Pd 2-Today we read Act III scenes 4-6
Pd 8-Today we finished viewing Act II of the film and began reading Act III.
Students began working on the following handout:
Macbeth
Act III
Scenes 1-3
Use the book and respond to each of the following in complete sentences.
Scene 1
Pg 81
Provide a line that shows Banquo’s suspicion of Macbeth.
Pg 91
Provide a line that explains that Macbeth wants Fleance dead.
Scene 2
Pg 95
Explain the line “Be innocent of the knowledge, dearest chuck, till thou applaud the deed”
Scene 3
Pg 97
Explain the line “we have lost best half of our affair”
Pd 9-Today we finished reading Act II, read the graphic novel version, and began viewing the film. Students also have to complete the following assignment for homework:
Macbeth hallucinates and sees a gory dagger leading him to Duncan’s bedchamber.
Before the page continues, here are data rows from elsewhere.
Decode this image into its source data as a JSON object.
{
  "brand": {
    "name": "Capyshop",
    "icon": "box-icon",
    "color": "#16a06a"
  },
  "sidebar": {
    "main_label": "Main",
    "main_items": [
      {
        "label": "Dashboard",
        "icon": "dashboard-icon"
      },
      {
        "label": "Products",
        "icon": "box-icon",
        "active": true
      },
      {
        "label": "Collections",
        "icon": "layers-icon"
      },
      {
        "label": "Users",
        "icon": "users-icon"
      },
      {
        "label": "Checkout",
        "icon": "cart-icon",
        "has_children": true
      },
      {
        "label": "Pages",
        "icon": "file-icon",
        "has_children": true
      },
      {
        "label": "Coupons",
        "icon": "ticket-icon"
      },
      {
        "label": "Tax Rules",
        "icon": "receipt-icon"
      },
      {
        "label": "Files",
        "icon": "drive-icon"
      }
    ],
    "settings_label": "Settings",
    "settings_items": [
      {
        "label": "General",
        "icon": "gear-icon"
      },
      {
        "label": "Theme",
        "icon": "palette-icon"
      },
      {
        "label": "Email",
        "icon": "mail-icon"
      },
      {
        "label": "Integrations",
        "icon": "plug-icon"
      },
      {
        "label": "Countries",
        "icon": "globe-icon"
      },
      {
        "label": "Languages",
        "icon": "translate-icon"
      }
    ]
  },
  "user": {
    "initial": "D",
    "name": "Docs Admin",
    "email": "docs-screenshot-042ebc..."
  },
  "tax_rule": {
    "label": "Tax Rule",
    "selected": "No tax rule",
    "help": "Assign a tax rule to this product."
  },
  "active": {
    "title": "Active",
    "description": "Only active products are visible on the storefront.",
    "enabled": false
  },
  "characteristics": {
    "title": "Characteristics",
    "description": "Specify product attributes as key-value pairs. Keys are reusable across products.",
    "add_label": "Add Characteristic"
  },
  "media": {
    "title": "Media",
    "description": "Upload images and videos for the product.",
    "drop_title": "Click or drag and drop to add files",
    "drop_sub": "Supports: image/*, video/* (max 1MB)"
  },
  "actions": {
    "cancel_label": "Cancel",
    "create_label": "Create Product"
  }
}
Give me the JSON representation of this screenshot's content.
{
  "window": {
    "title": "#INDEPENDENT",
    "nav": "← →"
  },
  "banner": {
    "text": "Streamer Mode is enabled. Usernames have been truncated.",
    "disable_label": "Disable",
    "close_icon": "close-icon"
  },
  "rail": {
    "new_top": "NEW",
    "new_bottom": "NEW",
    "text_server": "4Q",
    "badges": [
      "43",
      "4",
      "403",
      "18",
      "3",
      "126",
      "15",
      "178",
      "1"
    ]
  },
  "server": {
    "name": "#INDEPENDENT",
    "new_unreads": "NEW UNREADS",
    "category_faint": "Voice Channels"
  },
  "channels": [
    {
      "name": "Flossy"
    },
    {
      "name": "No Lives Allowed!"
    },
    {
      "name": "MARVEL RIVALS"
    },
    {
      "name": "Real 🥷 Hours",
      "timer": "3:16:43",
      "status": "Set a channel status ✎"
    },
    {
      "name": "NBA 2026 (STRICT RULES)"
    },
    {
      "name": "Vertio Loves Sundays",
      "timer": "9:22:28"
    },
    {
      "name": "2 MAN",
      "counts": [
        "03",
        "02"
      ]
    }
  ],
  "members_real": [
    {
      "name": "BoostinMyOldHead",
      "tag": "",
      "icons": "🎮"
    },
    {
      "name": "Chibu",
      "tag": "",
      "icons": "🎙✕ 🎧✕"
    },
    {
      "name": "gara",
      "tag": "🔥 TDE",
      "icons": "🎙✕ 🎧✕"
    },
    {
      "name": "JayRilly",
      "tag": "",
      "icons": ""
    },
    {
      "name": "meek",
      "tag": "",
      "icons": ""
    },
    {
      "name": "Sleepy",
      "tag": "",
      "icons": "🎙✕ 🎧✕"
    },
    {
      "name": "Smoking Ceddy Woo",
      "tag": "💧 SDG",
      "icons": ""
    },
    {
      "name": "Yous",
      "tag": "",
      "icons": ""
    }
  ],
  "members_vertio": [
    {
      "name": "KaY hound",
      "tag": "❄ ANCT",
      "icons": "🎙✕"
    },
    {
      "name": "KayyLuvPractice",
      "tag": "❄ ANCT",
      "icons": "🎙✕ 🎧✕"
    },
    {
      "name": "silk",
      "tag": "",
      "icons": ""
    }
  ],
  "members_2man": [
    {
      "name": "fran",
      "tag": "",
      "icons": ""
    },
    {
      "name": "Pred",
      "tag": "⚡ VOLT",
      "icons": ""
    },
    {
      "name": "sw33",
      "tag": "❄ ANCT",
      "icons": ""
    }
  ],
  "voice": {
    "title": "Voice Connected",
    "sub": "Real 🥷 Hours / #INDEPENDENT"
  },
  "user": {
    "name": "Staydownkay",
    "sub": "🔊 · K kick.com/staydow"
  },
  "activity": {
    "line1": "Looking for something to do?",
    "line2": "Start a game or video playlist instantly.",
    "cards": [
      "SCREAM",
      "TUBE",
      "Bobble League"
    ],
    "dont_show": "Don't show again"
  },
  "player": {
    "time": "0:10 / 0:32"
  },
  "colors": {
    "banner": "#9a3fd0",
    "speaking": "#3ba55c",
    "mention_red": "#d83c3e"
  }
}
• Why does Macbeth believe he is seeing the dagger?
• Will this be Macbeth’s final hallucination? Why or why not?
Use the text to provide support.
Is this a dagger which I see before me,
The handle toward my hand? Come, let me clutch thee.
I have thee not, and yet I see thee still.
Art thou not, fatal vision, sensible
To feeling as to sight? or art thou but
A dagger of the mind, a false creation,
Proceeding from the heat-oppressed brain?
I see thee yet, in form as palpable
As this which now I draw.
Thou marshall'st me the way that I was going;
And such an instrument I was to use.
Mine eyes are made the fools o' the other senses,
Or else worth all the rest; I see thee still,
And on thy blade and dudgeon gouts of blood,
Which was not so before. There's no such thing:
It is the bloody business which informs
Thus to mine eyes. Now o'er the one halfworld
Nature seems dead, and wicked dreams abuse
The curtain'd sleep; witchcraft celebrates
Pale Hecate's offerings, and wither'd murder,
Alarum'd by his sentinel, the wolf,
Whose howl's his watch, thus with his stealthy pace.
With Tarquin's ravishing strides, towards his design
Moves like a ghost. Thou sure and firm-set earth,
Hear not my steps, which way they walk, for fear
Thy very stones prate of my whereabout,
And take the present horror from the time,
Which now suits with it. Whiles I threat, he lives:
Words to the heat of deeds too cold breath gives.
[A bell rings]
I go, and it is done; the bell invites me.
Hear it not, Duncan; for it is a knell
That summons thee to heaven or to hell.